II – DELIMITAÇÃO DO OBJECTO DO RECURSO
Tendo em consideração que o objeto do recurso é delimitado pelas conclusões das alegações de recurso, sem prejuízo da apreciação de eventuais questões de conhecimento oficioso – cfr., artigos 635º e 639º, do Novo Código de Processo –, as questões a decidir são as seguintes:
1.  Violação da autoridade de caso julgado
2. Nulidade da sentença por conhecer de questões que não podia conhecer
3. Nulidade dos arts. 22º e 23º do Regulamento do Condomínio e das deliberações subsequentes, por violação do artigo 202º
4. Se as mensalidades são da responsabilidade do condómino ou do arrendatário da fração.
III – APRECIAÇÃO DO OBJECTO DO RECURSO
A. Matéria de Facto
São os seguintes, os factos dados como provados, na sentença recorrida, que aqui não foram objeto de qualquer impugnação:
1) O Autor é o Condomínio do Lote (…) composto de edifício de cinco blocos, com confrontações no (...) , Avª (...) , Avª (...) , Rua (...) e Rua (...) , em (...) , representado pela respetiva Administração.
2) Mostra-se registada na Conservatória do Registo Predial de (...) a aquisição, por compra, da fração “BN”, composta de loja para serviços, comércio e restauração, aí descrita sob o n.º (...) , da Freguesia (...) (nos termos da certidão permanente patenteada nos autos a fls.10-v a fls.17, cujo conteúdo se dá por reproduzido).
3) Na qual está instalado e em funcionamento um estabelecimento comercial de café-snack bar.
4) Aos dezassete dias do mês de Janeiro do ano 2012, reuniu a Assembleia Geral Ordinária do Condomínio do Lote 4.45.01 e do ponto cinco da Ordem de Trabalhos da referida Assembleia constava:
Esplanadas instaladas junto aos estabelecimentos comerciais de restauração e bebidas no “Pateo (...) ” do lote 04.45.01:
a.
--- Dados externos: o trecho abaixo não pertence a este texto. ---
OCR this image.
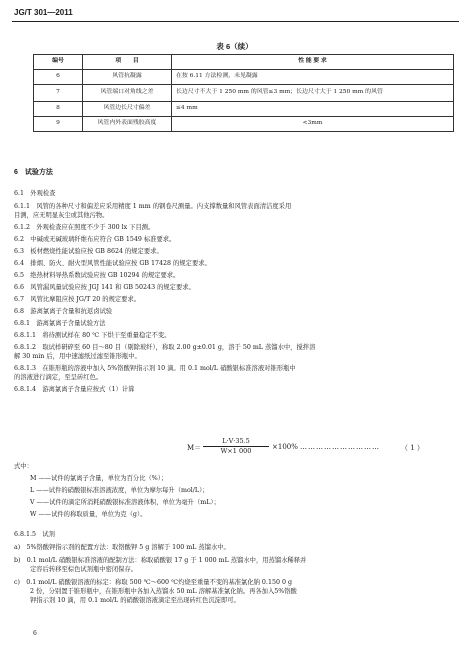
JG/T 301—2011
表 6（续）
编号	项　　目	性 能 要 求
6	风管抗凝露	在按 6.11 方法检测，未见凝露
7	风管端口对角线之差	长边尺寸不大于 1 250 mm 的风管≤3 mm；长边尺寸大于 1 250 mm 的风管
8	风管边长尺寸偏差	≤4 mm
9	风管内外表面残胶高度	<3mm
6　试验方法
6.1　外观检查
6.1.1　风管的各种尺寸和偏差应采用精度 1 mm 的钢卷尺测量。内支撑数量和风管表面清洁度采用
目测，应无明显灰尘或其他污物。
6.1.2　外观检查应在照度不少于 300 lx 下目测。
6.2　中碱或无碱玻璃纤维布应符合 GB 1549 标准要求。
6.3　板材燃烧性能试验应按 GB 8624 的规定要求。
6.4　排烟、防火、耐火型风管性能试验应按 GB 17428 的规定要求。
6.5　绝热材料导热系数试验应按 GB 10294 的规定要求。
6.6　风管漏风量试验应按 JGJ 141 和 GB 50243 的规定要求。
6.7　风管比摩阻应按 JG/T 20 的规定要求。
6.8　游离氯离子含量和抗返卤试验
6.8.1　游离氯离子含量试验方法
6.8.1.1　将待测试样在 80 ℃ 下烘干至重量稳定不变。
6.8.1.2　取试样研碎至 60 目～80 目（剔除玻纤），称取 2.00 g±0.01 g，溶于 50 mL 蒸馏水中，搅拌溶
解 30 min 后，用中速滤纸过滤至锥形瓶中。
6.8.1.3　在锥形瓶的溶液中加入 5%铬酸钾指示剂 10 滴。用 0.1 mol/L 硝酸银标准溶液对锥形瓶中
的溶液进行滴定，至呈砖红色。
6.8.1.4　游离氯离子含量应按式（1）计算
$M= \frac{L\cdot V\cdot 35.5}{W\times 1 000} \times 100\%$ …………………………	（ 1 ）
式中：
M ——试件的氯离子含量，单位为百分比（%）；
L ——试件的硝酸银标准溶液浓度，单位为摩尔每升（mol/L）；
V ——试件的滴定所消耗硝酸银标准溶液体积，单位为毫升（mL）；
W ——试件的称取质量，单位为克（g）。
6.8.1.5　试剂
a)　5%铬酸钾指示剂的配置方法：取铬酸钾 5 g 溶解于 100 mL 蒸馏水中。
b)　0.1 mol/L 硝酸银标准溶液的配制方法：称取硝酸银 17 g 于 1 000 mL 蒸馏水中，用蒸馏水稀释并
定容后转移至棕色试剂瓶中密闭保存。
c)　0.1 mol/L 硝酸银溶液的标定：称取 500 ℃～600 ℃灼烧至重量不变的基准氯化钠 0.150 0 g
2 份，分别置于锥形瓶中，在锥形瓶中各加入蒸馏水 50 mL 溶解基准氯化钠。再各加入5%铬酸
钾指示剂 10 滴，用 0.1 mol/L 的硝酸银溶液滴定至出现砖红色沉淀即可。
6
Decisão sobre a respectiva permanência (renovação) ou retirada;
b. Definição das condições para continuação do funcionamento das esplanadas (caso o ponto anterior seja votado favoravelmente);
c. Definição da actuação relativamente aos condóminos / lojistas que violem as deliberações da Assembleia Geral respeitantes às condições que venham a ser impostas para funcionamento das esplanadas”, conforme Acta número Cinco – junta aos autos a fls.38-v e segs., cujo conteúdo se dá por reproduzido.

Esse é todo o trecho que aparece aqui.